GSL covered call positions are structurally neutral to slightly bullish; the modeled P&L assumes European-style exercise at expiration and ignores early assignment, transaction costs, dividends paid before expiry on the stock leg (when present), and the bid-ask spread on the listed chain. GSL positions also carry Industrials sector concentration risk; news flow inside the sector (peer earnings, regulatory shifts, supply-chain headlines) can move GSL alongside the broader basket even when GSL-specific fundamentals are unchanged. Short-premium structures like a covered call on GSL carry tail risk when realized volatility exceeds the implied move; review historical GSL earnings reactions and macro stress periods before sizing. Always rebuild the position from current GSL chain quotes before placing a trade.
Frequently asked questions
- What is a covered call on GSL?
- A covered call on GSL is the covered call strategy applied to GSL (stock). The strategy is structurally neutral to slightly bullish: A covered call pairs long stock with a short out-of-the-money call, collecting premium and capping upside above the short strike in exchange for income. With GSL stock trading near $40.97, the strikes shown on this page are snapped to the nearest listed GSL chain strike and the premiums come straight from the end-of-day bid/ask midpoint.
- How are GSL covered call max profit and max loss calculated?
- Max profit equals short-strike minus cost basis plus premium times 100; max loss is cost basis minus premium (at zero). Breakeven is cost basis minus premium. For the GSL covered call priced from the end-of-day chain at a 30-day expiry (ATM IV 33.50%), the computed maximum profit is $270.50 per contract and the computed maximum loss is -$4,028.50 per contract. Live intraday quotes will differ as the chain moves through the trading session.
- What is the breakeven for a GSL covered call?
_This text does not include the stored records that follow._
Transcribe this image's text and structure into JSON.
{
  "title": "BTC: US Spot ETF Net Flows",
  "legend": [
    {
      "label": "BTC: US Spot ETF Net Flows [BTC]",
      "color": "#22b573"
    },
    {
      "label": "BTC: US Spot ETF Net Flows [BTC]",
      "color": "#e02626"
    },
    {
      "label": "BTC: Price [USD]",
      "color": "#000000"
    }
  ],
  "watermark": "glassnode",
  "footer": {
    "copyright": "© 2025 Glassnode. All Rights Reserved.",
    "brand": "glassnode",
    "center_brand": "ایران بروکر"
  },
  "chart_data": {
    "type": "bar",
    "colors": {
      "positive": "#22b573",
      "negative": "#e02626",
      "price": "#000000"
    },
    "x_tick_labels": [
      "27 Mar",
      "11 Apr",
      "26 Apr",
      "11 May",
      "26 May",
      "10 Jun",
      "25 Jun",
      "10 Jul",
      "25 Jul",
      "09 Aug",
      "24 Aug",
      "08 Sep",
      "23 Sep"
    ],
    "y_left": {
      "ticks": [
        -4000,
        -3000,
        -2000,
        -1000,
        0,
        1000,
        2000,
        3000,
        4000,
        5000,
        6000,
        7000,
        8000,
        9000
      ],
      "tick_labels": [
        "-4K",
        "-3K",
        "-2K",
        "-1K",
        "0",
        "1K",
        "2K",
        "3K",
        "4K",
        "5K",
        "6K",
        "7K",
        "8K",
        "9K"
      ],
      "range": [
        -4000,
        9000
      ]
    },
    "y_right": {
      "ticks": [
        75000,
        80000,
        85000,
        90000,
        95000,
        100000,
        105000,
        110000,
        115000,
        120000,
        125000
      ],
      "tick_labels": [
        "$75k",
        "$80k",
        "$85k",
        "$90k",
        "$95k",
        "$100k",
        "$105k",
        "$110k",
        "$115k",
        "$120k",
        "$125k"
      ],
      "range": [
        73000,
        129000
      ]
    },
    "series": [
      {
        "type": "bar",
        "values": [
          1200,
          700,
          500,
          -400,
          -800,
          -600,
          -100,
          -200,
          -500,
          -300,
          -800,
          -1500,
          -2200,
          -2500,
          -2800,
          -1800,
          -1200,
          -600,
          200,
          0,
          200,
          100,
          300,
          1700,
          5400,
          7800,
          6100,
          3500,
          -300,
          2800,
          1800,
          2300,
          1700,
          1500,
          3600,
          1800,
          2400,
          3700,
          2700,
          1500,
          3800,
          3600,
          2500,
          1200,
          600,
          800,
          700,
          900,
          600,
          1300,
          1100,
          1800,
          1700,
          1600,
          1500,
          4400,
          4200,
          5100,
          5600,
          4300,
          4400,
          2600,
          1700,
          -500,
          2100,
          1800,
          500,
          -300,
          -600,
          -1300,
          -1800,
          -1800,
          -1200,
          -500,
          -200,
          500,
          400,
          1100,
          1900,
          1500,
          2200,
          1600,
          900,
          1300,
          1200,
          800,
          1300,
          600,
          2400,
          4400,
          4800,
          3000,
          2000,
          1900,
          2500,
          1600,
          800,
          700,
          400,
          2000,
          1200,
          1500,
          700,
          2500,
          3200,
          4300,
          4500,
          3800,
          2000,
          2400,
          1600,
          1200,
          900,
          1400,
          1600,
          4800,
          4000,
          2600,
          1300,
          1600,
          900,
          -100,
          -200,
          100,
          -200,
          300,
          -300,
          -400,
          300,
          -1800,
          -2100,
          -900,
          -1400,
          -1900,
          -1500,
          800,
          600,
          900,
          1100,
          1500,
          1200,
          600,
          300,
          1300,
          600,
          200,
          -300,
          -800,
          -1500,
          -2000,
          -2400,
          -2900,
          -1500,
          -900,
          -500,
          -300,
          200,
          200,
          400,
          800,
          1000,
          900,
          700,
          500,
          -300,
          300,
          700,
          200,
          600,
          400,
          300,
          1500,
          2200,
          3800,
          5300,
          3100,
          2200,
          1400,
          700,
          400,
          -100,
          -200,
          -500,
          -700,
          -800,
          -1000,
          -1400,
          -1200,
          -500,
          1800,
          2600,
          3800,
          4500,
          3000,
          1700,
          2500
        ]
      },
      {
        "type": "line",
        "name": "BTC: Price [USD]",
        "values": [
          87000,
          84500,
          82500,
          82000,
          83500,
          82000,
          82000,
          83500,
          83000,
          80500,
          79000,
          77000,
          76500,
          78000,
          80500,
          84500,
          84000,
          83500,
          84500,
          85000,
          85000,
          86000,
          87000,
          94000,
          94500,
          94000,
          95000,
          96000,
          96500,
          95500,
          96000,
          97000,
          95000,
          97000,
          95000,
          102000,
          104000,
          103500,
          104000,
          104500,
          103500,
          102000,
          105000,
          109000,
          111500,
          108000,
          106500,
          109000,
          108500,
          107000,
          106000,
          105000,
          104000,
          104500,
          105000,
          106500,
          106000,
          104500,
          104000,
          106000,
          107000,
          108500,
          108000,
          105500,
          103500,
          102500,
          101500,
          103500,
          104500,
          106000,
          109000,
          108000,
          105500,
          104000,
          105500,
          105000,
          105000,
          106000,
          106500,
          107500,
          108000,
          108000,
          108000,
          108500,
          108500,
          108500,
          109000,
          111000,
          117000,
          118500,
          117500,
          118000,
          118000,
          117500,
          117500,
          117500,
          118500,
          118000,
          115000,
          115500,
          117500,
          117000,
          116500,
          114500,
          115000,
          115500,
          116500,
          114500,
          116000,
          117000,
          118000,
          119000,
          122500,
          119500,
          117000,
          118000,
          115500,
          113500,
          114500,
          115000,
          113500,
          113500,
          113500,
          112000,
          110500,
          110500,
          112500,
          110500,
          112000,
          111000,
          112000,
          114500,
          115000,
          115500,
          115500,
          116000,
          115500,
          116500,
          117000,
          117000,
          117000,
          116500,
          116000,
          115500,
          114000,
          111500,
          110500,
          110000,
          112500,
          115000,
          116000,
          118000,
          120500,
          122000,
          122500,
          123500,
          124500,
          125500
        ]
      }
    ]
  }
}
- The breakeven for the GSL covered call priced on this page is roughly $40.30 at expiration, derived from end-of-day chain premiums. Breakeven is the underlying price at which the strategy's P&L crosses zero ignoring transaction costs and assignment risk. The current GSL market-implied 1-standard-deviation expected move is approximately 9.60%; if the move sits well outside the breakeven distance, the structure's risk-reward becomes correspondingly tighter.
- When should you consider a covered call on GSL?
- Covered calls on GSL are an income strategy run on existing GSL stock positions; traders typically sell calls at 25-35 delta with 30-45 days to expiration to balance premium against upside cap.
- How does current GSL implied volatility affect this covered call?
- GSL ATM IV is at 33.50% with IV rank near 48.19%, which is mid-range against its 1-year history. Strategy selection depends more on directional thesis and expected move than on a strong IV signal.